NaPro BioTherapeutics Inc reported results of a recent study using its proprietary technology in a novel approach to treating Huntington's disease. These results, presented today at the American Society of Gene Therapy (ASGT) Annual Meeting, highlight the discovery that certain proprietary single-stranded oligonucleotides inhibit aggregation and extend the life of neuronal cells by at least 40 percent in a cell culture model system.
In patients suffering from Huntington's disease, the aggregation of the huntingtin protein and other cellular factors leads to neurotoxicity and cell death; therefore, an ability to block the formation of these aggregates is a promising development. To date there are no effective treatments for this devastating disease.
Dr. Eric Kmiec, a NaPro collaborator and Professor of Biological Sciences at the University of Delaware and Director of Applied Genomics at the Delaware Biotechnology Institute, said, "In studying the use of gene editing to treat Huntington's disease, we were delighted to discover that these short, single-stranded oligonucleotides seem to work in a medicinal way -- as opposed to a genetic way. Therefore, we initiated this study to explore these possibilities."
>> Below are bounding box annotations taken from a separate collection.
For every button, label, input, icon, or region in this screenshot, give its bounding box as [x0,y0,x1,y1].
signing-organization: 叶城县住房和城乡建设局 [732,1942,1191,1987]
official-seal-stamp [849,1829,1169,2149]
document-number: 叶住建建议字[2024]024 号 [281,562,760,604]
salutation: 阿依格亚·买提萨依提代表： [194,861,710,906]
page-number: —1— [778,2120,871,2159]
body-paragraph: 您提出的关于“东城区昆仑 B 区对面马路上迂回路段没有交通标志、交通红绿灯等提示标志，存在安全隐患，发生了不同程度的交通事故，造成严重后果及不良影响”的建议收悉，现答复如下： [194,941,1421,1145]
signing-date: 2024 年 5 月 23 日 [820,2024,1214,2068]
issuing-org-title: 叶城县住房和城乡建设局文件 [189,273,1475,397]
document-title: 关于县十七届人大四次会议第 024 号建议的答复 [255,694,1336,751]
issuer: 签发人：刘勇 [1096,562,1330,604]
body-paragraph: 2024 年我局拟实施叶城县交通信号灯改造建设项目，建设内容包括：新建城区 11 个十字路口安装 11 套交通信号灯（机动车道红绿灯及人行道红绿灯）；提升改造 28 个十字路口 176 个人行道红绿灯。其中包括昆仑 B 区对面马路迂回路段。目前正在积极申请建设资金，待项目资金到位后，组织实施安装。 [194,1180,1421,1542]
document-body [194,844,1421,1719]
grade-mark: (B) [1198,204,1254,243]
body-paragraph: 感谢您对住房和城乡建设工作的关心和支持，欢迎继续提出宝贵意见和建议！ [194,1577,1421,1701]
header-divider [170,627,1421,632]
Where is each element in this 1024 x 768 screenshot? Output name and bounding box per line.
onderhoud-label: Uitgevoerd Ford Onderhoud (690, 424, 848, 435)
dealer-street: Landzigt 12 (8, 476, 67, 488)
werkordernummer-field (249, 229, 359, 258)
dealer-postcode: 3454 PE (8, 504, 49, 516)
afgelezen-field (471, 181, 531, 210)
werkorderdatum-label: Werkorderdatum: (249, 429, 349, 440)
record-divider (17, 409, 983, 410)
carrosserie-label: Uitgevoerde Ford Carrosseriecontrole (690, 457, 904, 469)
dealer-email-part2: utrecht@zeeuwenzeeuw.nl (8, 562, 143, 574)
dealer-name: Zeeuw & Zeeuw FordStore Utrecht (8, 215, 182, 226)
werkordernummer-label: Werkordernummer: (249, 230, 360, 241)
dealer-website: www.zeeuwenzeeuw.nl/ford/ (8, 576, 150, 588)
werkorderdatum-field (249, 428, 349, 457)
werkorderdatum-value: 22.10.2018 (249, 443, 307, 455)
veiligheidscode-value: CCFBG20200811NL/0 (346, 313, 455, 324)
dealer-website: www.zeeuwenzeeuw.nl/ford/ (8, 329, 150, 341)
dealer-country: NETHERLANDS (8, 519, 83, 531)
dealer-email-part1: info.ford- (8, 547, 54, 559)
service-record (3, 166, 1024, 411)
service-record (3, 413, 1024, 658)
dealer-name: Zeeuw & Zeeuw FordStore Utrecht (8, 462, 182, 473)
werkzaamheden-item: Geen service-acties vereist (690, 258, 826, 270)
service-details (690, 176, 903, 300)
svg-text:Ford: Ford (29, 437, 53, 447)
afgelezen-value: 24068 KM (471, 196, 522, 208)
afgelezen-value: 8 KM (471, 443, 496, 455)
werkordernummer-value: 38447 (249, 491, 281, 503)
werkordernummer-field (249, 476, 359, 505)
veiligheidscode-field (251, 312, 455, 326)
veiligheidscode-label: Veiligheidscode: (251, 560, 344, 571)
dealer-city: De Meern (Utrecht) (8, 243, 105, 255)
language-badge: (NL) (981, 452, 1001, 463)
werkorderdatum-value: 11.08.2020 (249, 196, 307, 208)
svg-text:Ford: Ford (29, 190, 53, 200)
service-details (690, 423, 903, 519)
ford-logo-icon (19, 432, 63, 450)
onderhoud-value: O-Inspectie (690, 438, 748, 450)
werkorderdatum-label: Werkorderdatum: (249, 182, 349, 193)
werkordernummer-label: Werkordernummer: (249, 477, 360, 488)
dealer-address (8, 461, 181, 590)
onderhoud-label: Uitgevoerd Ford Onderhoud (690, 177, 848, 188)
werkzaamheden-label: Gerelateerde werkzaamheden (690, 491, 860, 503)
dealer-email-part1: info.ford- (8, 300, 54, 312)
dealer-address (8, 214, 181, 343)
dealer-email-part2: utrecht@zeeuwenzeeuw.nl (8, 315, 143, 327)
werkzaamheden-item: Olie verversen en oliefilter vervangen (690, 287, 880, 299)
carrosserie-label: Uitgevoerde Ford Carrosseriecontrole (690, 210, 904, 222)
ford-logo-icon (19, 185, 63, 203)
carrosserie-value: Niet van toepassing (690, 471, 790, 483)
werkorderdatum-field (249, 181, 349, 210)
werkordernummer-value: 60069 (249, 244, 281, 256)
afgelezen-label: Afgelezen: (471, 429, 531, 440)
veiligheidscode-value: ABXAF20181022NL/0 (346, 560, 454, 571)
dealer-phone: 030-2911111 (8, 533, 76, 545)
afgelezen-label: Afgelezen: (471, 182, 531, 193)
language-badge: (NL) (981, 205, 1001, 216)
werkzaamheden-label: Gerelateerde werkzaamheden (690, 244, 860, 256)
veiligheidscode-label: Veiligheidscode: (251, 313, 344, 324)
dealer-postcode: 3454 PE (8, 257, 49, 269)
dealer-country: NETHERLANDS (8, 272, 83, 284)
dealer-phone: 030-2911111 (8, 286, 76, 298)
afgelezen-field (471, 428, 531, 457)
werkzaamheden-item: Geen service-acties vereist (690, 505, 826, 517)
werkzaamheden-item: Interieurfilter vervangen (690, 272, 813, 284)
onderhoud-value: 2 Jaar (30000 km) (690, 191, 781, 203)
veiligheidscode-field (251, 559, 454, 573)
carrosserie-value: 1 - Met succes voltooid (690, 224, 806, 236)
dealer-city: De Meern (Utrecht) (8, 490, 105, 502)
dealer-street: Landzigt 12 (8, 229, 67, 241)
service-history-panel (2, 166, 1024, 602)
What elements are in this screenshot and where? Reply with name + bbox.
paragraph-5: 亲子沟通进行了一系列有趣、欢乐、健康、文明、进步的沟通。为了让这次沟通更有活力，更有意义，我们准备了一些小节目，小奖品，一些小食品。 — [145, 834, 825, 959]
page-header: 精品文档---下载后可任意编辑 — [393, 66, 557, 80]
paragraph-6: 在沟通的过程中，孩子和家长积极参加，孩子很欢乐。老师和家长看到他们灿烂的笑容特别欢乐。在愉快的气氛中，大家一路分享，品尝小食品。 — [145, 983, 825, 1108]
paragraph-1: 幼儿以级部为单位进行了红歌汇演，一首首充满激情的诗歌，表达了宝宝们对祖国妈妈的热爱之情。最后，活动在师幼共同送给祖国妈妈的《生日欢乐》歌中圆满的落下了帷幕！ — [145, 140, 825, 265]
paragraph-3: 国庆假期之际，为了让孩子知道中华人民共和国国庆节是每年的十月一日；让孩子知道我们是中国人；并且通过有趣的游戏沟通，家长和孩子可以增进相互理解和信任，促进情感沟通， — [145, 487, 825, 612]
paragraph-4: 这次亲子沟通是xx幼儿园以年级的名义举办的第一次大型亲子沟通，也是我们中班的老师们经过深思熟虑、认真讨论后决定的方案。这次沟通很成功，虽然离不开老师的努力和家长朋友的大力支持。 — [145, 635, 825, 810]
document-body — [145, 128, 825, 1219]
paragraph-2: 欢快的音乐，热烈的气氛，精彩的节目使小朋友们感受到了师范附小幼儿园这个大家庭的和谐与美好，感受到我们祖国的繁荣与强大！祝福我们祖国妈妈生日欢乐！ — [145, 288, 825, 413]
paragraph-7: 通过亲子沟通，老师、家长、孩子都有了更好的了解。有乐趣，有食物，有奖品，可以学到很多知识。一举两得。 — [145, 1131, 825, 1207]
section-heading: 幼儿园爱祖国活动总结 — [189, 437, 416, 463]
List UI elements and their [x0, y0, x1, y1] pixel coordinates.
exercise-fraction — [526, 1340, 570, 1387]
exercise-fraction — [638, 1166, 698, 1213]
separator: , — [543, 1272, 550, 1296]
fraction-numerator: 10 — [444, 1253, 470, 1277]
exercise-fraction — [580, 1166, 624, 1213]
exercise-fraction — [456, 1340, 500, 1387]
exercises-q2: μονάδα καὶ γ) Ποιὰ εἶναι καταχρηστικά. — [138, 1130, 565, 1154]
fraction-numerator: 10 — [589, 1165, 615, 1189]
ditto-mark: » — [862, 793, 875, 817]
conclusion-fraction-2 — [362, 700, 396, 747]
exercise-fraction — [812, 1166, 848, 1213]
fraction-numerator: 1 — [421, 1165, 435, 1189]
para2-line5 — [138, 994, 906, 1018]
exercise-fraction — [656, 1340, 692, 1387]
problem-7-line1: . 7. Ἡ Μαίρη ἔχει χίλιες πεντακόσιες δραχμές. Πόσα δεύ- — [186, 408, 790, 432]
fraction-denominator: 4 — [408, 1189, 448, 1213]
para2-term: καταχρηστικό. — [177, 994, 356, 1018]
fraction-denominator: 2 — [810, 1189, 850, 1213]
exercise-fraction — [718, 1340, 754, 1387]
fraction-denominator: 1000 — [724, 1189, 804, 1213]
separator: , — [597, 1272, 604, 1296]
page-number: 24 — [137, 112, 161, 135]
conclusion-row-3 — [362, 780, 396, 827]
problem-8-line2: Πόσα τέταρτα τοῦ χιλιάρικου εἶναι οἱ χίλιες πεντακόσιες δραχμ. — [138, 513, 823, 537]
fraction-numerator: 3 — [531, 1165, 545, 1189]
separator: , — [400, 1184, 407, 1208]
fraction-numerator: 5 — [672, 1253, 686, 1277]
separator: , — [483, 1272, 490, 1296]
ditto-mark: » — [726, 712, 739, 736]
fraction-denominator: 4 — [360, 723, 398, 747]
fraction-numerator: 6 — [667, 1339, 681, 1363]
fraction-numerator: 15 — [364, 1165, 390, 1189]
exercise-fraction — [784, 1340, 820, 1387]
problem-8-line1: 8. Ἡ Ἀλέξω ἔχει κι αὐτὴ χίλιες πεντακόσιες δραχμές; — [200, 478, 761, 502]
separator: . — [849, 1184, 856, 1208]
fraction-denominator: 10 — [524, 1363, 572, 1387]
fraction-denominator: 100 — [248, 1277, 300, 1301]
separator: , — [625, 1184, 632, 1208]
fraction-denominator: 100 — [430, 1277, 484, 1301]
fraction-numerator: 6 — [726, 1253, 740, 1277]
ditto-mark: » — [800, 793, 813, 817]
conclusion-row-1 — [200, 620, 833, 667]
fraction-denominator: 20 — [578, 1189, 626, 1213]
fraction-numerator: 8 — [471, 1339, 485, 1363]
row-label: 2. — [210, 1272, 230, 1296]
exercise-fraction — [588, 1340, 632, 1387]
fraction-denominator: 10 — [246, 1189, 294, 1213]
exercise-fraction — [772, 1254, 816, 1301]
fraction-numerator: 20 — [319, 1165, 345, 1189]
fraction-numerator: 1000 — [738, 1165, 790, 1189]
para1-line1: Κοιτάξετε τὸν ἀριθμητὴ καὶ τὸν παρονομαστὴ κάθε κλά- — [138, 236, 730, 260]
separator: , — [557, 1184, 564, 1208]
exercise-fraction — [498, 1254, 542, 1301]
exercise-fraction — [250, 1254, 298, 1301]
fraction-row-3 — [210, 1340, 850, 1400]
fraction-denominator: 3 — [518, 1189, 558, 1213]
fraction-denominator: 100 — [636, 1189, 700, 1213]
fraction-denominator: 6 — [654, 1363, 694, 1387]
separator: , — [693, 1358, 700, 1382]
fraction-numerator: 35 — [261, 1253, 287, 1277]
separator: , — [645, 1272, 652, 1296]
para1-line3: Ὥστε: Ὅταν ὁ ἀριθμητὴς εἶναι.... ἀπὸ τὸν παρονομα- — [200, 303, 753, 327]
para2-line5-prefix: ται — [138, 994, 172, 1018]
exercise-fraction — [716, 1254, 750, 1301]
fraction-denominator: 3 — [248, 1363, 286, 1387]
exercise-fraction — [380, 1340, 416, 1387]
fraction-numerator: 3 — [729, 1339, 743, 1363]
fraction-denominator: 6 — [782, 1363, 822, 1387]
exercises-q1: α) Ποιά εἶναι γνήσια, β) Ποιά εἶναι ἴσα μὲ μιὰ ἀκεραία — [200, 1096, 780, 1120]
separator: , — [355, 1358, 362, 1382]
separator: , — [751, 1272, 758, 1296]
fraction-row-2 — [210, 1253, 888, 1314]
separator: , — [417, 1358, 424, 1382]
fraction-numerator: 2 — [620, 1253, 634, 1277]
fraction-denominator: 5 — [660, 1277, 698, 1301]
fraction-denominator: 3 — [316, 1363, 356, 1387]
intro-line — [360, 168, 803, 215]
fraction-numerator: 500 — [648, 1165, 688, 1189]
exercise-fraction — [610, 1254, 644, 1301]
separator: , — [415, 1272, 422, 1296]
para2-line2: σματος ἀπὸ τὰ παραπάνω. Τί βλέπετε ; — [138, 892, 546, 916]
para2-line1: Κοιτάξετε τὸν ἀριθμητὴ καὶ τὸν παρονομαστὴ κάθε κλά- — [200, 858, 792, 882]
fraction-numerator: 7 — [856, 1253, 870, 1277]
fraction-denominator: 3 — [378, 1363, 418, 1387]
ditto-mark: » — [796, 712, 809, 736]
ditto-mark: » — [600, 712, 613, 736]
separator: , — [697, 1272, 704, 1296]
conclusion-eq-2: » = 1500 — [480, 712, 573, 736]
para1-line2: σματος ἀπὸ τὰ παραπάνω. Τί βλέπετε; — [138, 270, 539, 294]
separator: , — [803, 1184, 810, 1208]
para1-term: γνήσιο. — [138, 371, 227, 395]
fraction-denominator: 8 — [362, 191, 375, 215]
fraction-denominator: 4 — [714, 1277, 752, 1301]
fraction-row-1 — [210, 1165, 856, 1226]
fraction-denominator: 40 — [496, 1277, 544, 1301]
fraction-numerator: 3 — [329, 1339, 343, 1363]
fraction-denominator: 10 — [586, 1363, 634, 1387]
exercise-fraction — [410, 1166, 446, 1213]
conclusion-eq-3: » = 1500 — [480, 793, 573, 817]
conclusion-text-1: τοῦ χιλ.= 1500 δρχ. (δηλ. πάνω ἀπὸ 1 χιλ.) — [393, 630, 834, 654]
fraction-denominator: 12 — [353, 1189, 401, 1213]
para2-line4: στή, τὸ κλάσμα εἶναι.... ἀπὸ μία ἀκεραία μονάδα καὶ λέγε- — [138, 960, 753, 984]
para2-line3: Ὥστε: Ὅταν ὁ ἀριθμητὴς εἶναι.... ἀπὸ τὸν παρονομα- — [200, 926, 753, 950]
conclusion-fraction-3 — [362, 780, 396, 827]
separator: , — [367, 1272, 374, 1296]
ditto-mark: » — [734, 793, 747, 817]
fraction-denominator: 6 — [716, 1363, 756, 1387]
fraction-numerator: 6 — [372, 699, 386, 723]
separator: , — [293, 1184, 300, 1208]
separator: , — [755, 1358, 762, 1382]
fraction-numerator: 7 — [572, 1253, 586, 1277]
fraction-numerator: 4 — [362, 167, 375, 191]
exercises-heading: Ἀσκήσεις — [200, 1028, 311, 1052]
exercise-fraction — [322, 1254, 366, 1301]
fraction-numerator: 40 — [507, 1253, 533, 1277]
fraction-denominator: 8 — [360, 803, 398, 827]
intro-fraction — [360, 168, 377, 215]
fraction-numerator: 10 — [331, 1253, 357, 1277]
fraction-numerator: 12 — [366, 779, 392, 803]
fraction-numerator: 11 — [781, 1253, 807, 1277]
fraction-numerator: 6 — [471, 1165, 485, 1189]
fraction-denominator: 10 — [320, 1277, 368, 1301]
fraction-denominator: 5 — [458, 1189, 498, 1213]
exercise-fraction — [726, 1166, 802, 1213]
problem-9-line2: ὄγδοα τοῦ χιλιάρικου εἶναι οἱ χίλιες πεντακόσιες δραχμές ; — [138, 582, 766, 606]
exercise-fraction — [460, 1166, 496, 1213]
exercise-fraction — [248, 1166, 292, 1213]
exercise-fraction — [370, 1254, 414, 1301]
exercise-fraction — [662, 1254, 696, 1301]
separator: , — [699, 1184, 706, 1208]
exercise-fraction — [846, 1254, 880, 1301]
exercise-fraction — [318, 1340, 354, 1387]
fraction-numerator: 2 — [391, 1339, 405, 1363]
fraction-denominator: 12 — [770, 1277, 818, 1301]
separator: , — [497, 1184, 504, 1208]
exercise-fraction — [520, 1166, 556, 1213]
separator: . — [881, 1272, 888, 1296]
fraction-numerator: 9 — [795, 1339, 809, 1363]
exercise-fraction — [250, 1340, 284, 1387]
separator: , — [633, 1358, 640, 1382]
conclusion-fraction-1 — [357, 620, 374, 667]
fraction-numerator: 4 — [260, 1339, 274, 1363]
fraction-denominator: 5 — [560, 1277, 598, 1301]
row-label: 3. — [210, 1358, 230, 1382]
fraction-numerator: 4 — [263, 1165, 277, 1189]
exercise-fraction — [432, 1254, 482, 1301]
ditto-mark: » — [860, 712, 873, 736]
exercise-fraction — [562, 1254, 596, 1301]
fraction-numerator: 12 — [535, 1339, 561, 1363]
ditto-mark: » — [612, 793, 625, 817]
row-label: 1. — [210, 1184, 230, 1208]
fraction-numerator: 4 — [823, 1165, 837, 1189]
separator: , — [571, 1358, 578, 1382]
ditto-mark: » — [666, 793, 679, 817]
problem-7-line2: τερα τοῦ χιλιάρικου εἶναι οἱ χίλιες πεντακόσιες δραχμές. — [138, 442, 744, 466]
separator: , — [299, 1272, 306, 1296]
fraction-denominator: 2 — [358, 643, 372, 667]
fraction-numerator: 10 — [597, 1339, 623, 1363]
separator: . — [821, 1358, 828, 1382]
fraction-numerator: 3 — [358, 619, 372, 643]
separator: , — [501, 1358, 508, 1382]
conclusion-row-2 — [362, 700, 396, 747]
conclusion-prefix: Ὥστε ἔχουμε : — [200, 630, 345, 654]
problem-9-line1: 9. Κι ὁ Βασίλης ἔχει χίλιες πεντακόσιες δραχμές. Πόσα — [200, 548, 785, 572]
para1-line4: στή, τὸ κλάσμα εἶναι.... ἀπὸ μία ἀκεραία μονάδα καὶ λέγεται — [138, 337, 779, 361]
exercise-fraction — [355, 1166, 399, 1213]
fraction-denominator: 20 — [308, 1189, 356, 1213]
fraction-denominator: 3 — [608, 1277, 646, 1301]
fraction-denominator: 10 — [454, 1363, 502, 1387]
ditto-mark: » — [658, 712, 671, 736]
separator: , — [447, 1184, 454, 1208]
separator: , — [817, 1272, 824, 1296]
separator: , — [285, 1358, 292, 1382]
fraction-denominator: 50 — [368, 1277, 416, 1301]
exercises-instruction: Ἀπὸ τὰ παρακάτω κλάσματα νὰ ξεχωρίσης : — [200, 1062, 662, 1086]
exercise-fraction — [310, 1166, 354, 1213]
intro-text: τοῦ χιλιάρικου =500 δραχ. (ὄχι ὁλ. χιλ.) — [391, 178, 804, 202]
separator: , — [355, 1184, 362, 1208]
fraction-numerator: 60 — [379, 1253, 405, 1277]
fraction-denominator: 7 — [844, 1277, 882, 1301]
Huntington's disease is a neurodegenerative disease that is characterized by aggregate formation and cell death in the brain. The disease presents, usually in mid-life, and is characterized by involuntary physical movements, severe emotional disturbance and increasing cognitive decline. In the United States, the prevalence of the disease is about 10 cases per 100,000 people - about 35,000 people in all -- with another 175,000 people genetically at risk.